Rules in Disciplining Children


            Rules and limits are important in disciplining children.  In order to establish a sense of responsibility in our children, we need to be clear about our expectations of them.  In effectively guiding our youngsters, parents often are unclear as to how rules need to be stated and implemented, both at home and outside. 

            In many families that I meet, however, rules are not explicitly stated.  They are often embedded or implicit in the daily habits and values that parents impart to their children.  These values are encountered in day to day interactions.  For example, discouraging children from talking back at older people implicitly teaches the children to respect elders and to do so in this manner.  With repeated encounters of this, the child learns what is appropriate from inappropriate behaviors. 

            In as much as there is nothing wrong with the style of parenting I just described, a clear articulation of rules to children is often an effective and purposive way to guide our youth.  This begins with being clear about your priorities and values that you would like to pass on to your children.  There is really no clear right or wrong here, but rather a choice that each parent needs to make.  For that matter, both parents also need to agree on what these values and priorities need to be emphasized.  In following the earlier example, parents might decide that respect for elders is a very important value they want their children to imbibe.  And so, this might be emphasized and stated as such.  It is also important to clarify how this rule is seen and heard.  What are the word and actions that would show that a child respects his or her parents? 

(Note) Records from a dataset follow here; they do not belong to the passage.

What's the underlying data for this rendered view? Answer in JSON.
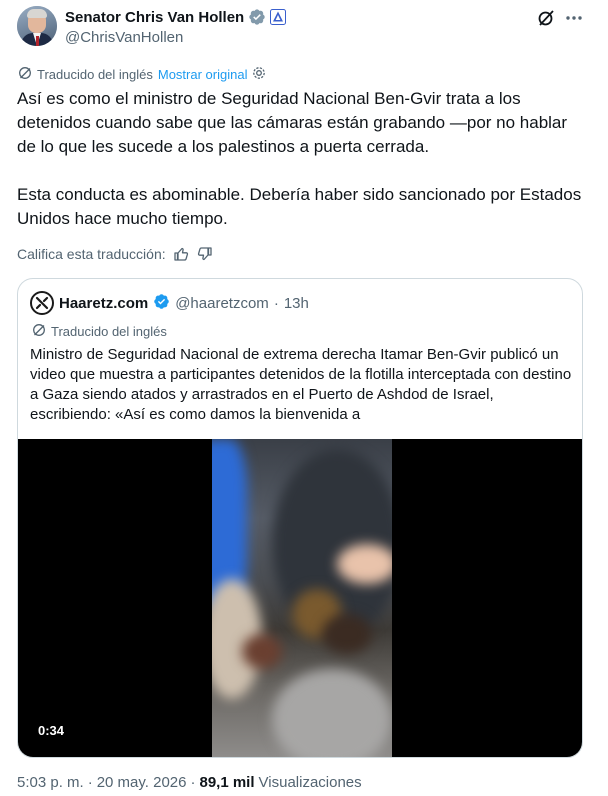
{
  "author": {
    "display_name": "Senator Chris Van Hollen",
    "handle": "@ChrisVanHollen",
    "verified_icon": "verified-badge-icon",
    "affiliate_icon": "government-affiliate-icon"
  },
  "translation": {
    "translated_label": "Traducido del inglés",
    "show_original": "Mostrar original",
    "rate_label": "Califica esta traducción:"
  },
  "tweet": {
    "paragraphs": [
      "Así es como el ministro de Seguridad Nacional Ben-Gvir trata a los detenidos cuando sabe que las cámaras están grabando —por no hablar de lo que les sucede a los palestinos a puerta cerrada.",
      "Esta conducta es abominable. Debería haber sido sancionado por Estados Unidos hace mucho tiempo."
    ]
  },
  "quote": {
    "name": "Haaretz.com",
    "handle": "@haaretzcom",
    "separator": "·",
    "time": "13h",
    "translated_label": "Traducido del inglés",
    "text": "Ministro de Seguridad Nacional de extrema derecha Itamar Ben-Gvir publicó un video que muestra a participantes detenidos de la flotilla interceptada con destino a Gaza siendo atados y arrastrados en el Puerto de Ashdod de Israel, escribiendo: «Así es como damos la bienvenida a",
    "video_duration": "0:34"
  },
  "footer": {
    "time": "5:03 p. m.",
    "separator1": "·",
    "date": "20 may. 2026",
    "separator2": "·",
    "views_count": "89,1 mil",
    "views_label": "Visualizaciones"
  },
  "colors": {
    "accent": "#1d9bf0",
    "text": "#0f1419",
    "muted": "#536471",
    "border": "#cfd9de"
  }
}
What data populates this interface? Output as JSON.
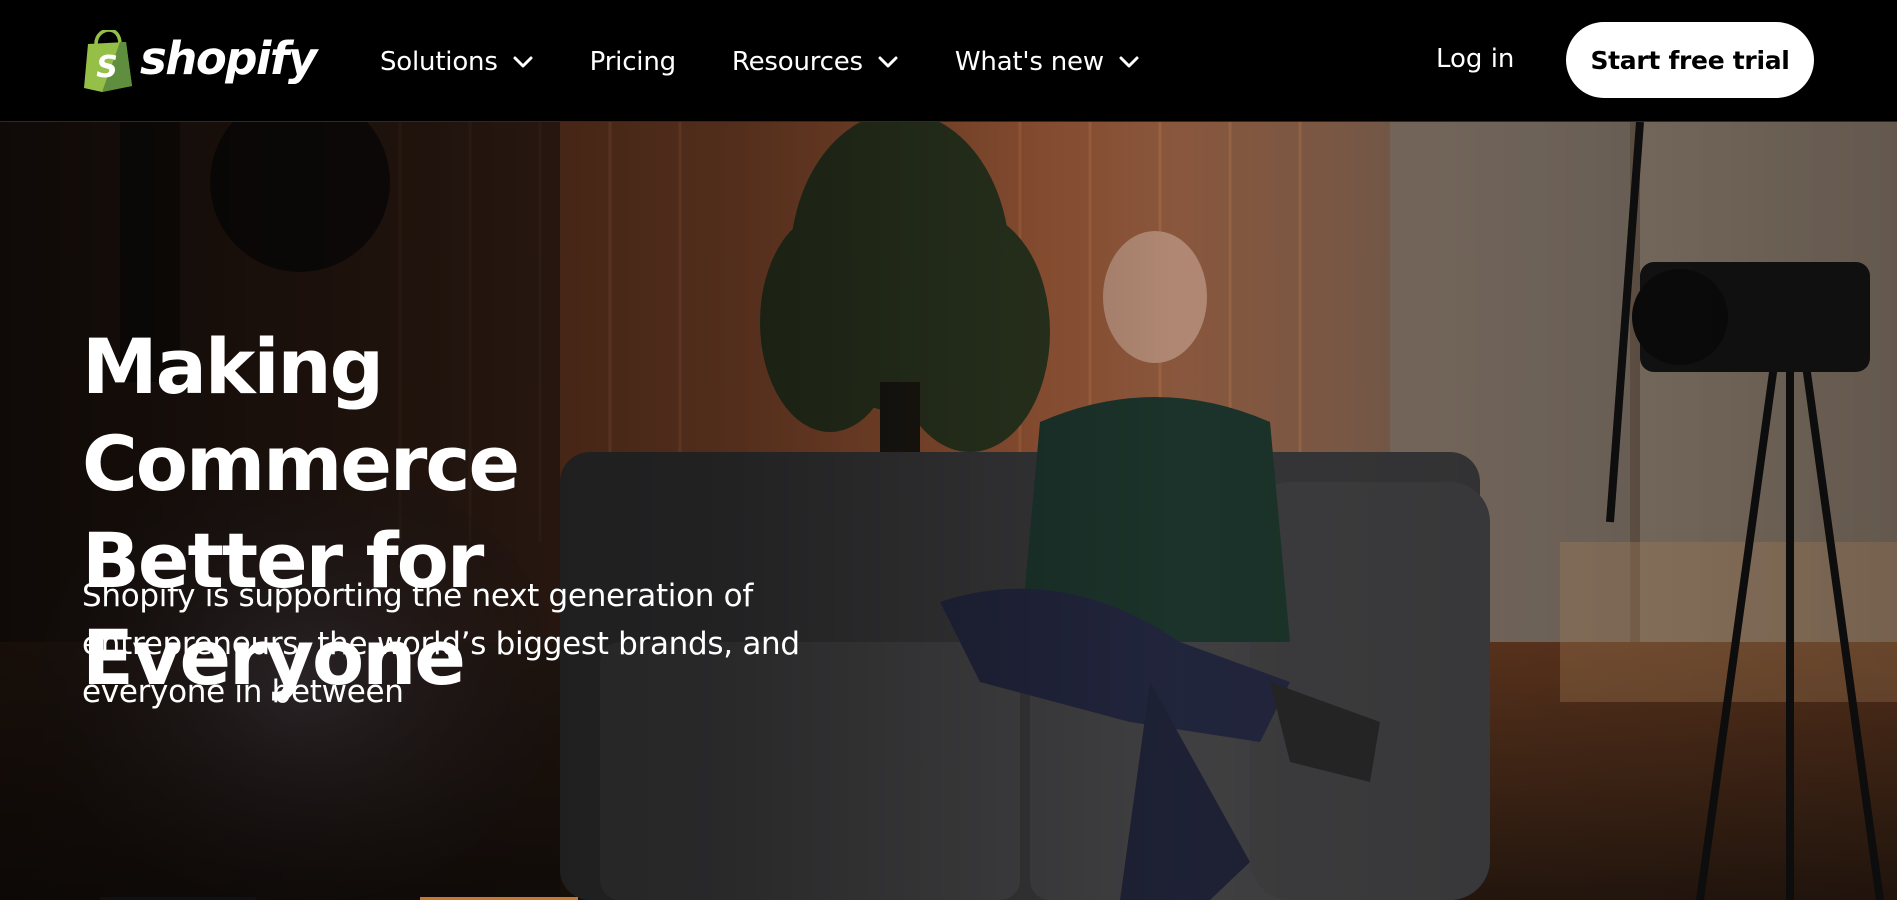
{
  "brand": {
    "name": "shopify",
    "logo_color": "#95bf47",
    "logo_dark": "#5e8e3e"
  },
  "nav": {
    "items": [
      {
        "label": "Solutions",
        "has_dropdown": true
      },
      {
        "label": "Pricing",
        "has_dropdown": false
      },
      {
        "label": "Resources",
        "has_dropdown": true
      },
      {
        "label": "What's new",
        "has_dropdown": true
      }
    ],
    "login_label": "Log in",
    "cta_label": "Start free trial"
  },
  "hero": {
    "title_line1": "Making Commerce",
    "title_line2": "Better for Everyone",
    "subtitle": "Shopify is supporting the next generation of entrepreneurs, the world’s biggest brands, and everyone in between",
    "background": "video-still-man-on-sofa-in-studio"
  },
  "icons": {
    "logo": "shopping-bag-icon",
    "dropdown": "chevron-down-icon"
  }
}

            Another matter that parents need to decide when creating and implementing rules is making a decision on the level of importance a particular rule might have.  We can then categories the rules and expectations we have according to what we think are negotiable and what are non-negotiable.  For instance, respect for elders might be held in great importance and is a non-negotiable at all times.  On the other hand, being prompt or being on time might not be as important.  Whereas promptness is still a rule that is enforced, it is implemented less sternly and a compromise will likely be entertained when expectations are not met.   

            This idea of clarifying negotiable from non-negotiable rules at home is integral in communicating to children that all these behaviors are important, but there are some things that take precedence over others.  Now some of us might be tempted to just make all rules non-negotiable and make everything clear from the beginning.  This might not work as effectively because we naturally have short attention spans and poor memories.  Realistically, we can only remember three to five things that will be given priority.  Many of the others might be neglected, especially when there are many rules and guidelines to remember.  And so, parents also need to limit the number of non-negotiable rules, and anywhere from one to five would suffice.  Try to make them general (e.g., “respect elders,” rather than “always use ‘po’ and ‘opo.’”) so that the rules have a broader applicability.  Writing them down in places where children can access them is also a good idea, to help reinforce the idea of the most important rules to follow. 

            In the end, being clear about what is important to us as individuals will guide us to making rules clear.  We also need to identify how these values are manifested in words and deeds.  Only then can we really communicate what we want to impart to our children.